Brathwaite spent a decade coaching young men in the Christian Youth Basketball League. Long hours in the business and a growing family at home (he and his wife have two children, ages 3 and 1) leave scant time for sports coaching now, but mentoring is still part of his approach. He enjoys providing internships to students, and over the years, a number of Tech Wave employees have been people he once coached on the basketball court.

“It’s a privilege to see someone grow from a teen into a grown man, a college graduate, with that potential that he could work for me,” he says.

Despite his bruising brush with that doubting teacher in high school, Brathwaite has developed into a confident teacher himself.

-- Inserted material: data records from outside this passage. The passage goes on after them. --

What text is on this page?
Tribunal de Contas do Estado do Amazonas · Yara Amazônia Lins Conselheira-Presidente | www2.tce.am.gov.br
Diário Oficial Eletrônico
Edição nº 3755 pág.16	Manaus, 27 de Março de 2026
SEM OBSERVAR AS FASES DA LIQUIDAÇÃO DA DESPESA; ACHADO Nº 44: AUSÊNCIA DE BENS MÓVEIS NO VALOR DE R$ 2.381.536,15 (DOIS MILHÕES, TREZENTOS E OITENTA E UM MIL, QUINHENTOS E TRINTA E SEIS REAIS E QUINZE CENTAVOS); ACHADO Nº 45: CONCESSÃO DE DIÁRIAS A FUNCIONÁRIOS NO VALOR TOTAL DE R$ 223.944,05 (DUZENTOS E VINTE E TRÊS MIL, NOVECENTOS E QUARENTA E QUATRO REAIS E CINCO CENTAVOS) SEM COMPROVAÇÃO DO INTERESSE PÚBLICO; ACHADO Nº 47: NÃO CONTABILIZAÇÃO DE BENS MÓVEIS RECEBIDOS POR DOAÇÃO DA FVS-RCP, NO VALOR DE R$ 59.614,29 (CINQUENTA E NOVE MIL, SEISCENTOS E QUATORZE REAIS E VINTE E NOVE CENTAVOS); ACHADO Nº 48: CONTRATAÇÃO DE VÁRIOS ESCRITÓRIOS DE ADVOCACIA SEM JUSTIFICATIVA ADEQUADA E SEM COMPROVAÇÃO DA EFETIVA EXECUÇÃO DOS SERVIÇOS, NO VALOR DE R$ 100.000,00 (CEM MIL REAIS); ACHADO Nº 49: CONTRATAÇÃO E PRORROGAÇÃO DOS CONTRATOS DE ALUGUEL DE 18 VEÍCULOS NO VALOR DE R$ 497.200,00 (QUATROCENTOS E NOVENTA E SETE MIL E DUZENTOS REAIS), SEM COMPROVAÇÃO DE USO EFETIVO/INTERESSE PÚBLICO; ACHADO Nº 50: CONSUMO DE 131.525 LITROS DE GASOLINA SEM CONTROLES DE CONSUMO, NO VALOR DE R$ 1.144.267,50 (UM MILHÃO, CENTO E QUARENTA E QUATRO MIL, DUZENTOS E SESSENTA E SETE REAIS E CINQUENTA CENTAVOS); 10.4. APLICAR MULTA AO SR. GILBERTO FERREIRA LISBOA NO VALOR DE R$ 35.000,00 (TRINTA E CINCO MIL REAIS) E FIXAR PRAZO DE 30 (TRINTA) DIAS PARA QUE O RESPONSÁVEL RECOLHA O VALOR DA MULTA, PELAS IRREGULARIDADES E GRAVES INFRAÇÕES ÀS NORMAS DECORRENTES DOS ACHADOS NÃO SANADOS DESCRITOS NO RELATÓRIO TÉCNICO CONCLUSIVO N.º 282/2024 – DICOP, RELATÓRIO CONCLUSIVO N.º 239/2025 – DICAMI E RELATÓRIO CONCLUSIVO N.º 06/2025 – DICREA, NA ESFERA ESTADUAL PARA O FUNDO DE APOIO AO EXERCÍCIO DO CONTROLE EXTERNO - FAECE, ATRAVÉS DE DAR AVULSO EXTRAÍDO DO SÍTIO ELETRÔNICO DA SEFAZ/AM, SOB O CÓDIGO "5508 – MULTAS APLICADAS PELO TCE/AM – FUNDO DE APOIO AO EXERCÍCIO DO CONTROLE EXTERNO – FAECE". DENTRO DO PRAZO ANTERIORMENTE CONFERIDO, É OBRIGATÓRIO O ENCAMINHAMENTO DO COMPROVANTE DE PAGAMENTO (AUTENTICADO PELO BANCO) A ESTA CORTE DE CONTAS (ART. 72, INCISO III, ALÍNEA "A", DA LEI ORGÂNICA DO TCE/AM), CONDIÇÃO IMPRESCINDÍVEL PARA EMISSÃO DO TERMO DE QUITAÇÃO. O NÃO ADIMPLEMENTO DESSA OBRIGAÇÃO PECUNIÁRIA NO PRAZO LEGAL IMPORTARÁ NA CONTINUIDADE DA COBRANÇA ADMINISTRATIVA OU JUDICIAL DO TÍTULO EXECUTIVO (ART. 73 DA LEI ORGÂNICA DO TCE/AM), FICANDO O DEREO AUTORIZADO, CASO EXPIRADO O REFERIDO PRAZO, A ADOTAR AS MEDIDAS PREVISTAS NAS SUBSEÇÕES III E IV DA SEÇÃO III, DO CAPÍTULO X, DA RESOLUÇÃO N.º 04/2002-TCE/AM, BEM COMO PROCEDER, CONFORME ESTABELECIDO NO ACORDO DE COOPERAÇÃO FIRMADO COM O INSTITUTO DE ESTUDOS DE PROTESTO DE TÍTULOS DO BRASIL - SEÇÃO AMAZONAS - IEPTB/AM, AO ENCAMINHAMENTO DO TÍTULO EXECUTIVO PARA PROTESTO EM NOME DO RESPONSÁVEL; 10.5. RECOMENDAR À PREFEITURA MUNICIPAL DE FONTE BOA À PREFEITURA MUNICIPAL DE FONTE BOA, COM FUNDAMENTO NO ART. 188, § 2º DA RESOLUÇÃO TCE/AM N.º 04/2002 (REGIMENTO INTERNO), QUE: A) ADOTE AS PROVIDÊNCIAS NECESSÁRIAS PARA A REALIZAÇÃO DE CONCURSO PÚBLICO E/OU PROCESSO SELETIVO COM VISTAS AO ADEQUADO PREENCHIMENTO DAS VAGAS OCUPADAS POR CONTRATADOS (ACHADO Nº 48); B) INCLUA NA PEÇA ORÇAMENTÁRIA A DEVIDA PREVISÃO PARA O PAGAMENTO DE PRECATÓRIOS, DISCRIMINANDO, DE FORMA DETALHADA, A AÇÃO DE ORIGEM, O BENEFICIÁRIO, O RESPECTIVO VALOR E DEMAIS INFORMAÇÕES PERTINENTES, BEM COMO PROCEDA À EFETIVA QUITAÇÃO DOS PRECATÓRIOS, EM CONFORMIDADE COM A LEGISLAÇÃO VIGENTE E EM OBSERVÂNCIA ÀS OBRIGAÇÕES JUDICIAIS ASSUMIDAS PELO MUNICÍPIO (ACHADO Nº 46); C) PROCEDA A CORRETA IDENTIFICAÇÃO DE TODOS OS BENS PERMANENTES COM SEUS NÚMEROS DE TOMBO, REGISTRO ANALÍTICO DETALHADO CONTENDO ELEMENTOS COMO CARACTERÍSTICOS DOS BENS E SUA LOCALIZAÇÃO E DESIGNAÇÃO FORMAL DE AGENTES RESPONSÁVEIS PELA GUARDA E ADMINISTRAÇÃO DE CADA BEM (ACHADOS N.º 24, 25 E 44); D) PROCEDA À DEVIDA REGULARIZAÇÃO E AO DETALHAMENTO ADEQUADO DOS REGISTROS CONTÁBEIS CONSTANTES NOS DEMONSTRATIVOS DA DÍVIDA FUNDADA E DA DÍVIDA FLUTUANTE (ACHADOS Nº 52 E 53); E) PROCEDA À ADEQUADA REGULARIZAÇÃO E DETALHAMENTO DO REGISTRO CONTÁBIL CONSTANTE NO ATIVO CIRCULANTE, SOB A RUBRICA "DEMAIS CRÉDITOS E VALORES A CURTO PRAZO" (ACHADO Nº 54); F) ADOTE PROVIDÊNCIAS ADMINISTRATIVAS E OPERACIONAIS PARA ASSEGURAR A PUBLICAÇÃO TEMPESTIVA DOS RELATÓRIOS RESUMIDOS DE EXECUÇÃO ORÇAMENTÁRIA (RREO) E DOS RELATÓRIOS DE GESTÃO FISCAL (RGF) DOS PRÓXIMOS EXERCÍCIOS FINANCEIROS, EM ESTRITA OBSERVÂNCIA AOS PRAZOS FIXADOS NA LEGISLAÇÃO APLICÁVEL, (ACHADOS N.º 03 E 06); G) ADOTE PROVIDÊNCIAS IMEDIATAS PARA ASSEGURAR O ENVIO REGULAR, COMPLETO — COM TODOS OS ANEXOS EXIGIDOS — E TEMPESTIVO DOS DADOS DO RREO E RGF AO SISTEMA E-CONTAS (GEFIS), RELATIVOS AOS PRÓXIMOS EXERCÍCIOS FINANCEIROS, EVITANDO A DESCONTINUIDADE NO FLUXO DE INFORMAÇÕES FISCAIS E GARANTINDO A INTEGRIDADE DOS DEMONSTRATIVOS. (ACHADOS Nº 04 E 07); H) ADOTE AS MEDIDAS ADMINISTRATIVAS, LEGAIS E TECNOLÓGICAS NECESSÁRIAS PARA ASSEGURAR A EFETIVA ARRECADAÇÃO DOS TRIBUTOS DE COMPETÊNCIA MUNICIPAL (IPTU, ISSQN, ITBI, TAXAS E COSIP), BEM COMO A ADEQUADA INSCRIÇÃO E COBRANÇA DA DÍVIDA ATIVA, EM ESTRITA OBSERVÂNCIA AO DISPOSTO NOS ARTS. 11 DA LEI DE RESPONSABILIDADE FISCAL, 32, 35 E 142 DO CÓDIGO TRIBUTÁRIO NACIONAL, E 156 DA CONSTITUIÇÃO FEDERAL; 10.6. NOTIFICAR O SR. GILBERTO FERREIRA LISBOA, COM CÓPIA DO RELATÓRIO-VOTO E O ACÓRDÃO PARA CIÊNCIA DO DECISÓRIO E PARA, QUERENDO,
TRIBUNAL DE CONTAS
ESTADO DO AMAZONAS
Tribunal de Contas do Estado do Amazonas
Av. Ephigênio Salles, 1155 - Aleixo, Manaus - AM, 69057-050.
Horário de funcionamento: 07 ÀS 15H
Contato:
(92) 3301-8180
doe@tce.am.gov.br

“I’ve learned from a lot of mistakes. I’m an organized person and I like to streamline things, so it’s easy for people to come in and follow the system. They leave knowing conceptually the different areas of IT and what they entail.”

What’s next?

Tech Wave keeps Brathwaite almost too busy to pause and plan for the future. But he would like to be able to hire more people, who would start as computer technicians and technical support specialists. And while he’s pleased that Tech Wave has grown through word-of-mouth, he aims to devote more thought into additional marketing efforts. Another goal is to capitalize more on the firm’s Minority Business Enterprise certification, which could help connect him to more customers.

Recipe for success

One of the good things about being in business for himself is flexibility, Brathwaite says, the freedom to take care of tasks and appointments during business hours. On the other hand, IT consulting work involves long and unpredictable hours.

“When the buck stops with you, if there’s an issue, you have to be the one to do it,” he says.

The best business decision he’s made? To treat every client like they’re the only client.

“I know it sounds simple,” he says, “but I think that’s what grows our business. We’re not just offering technology. We have a personal touch.”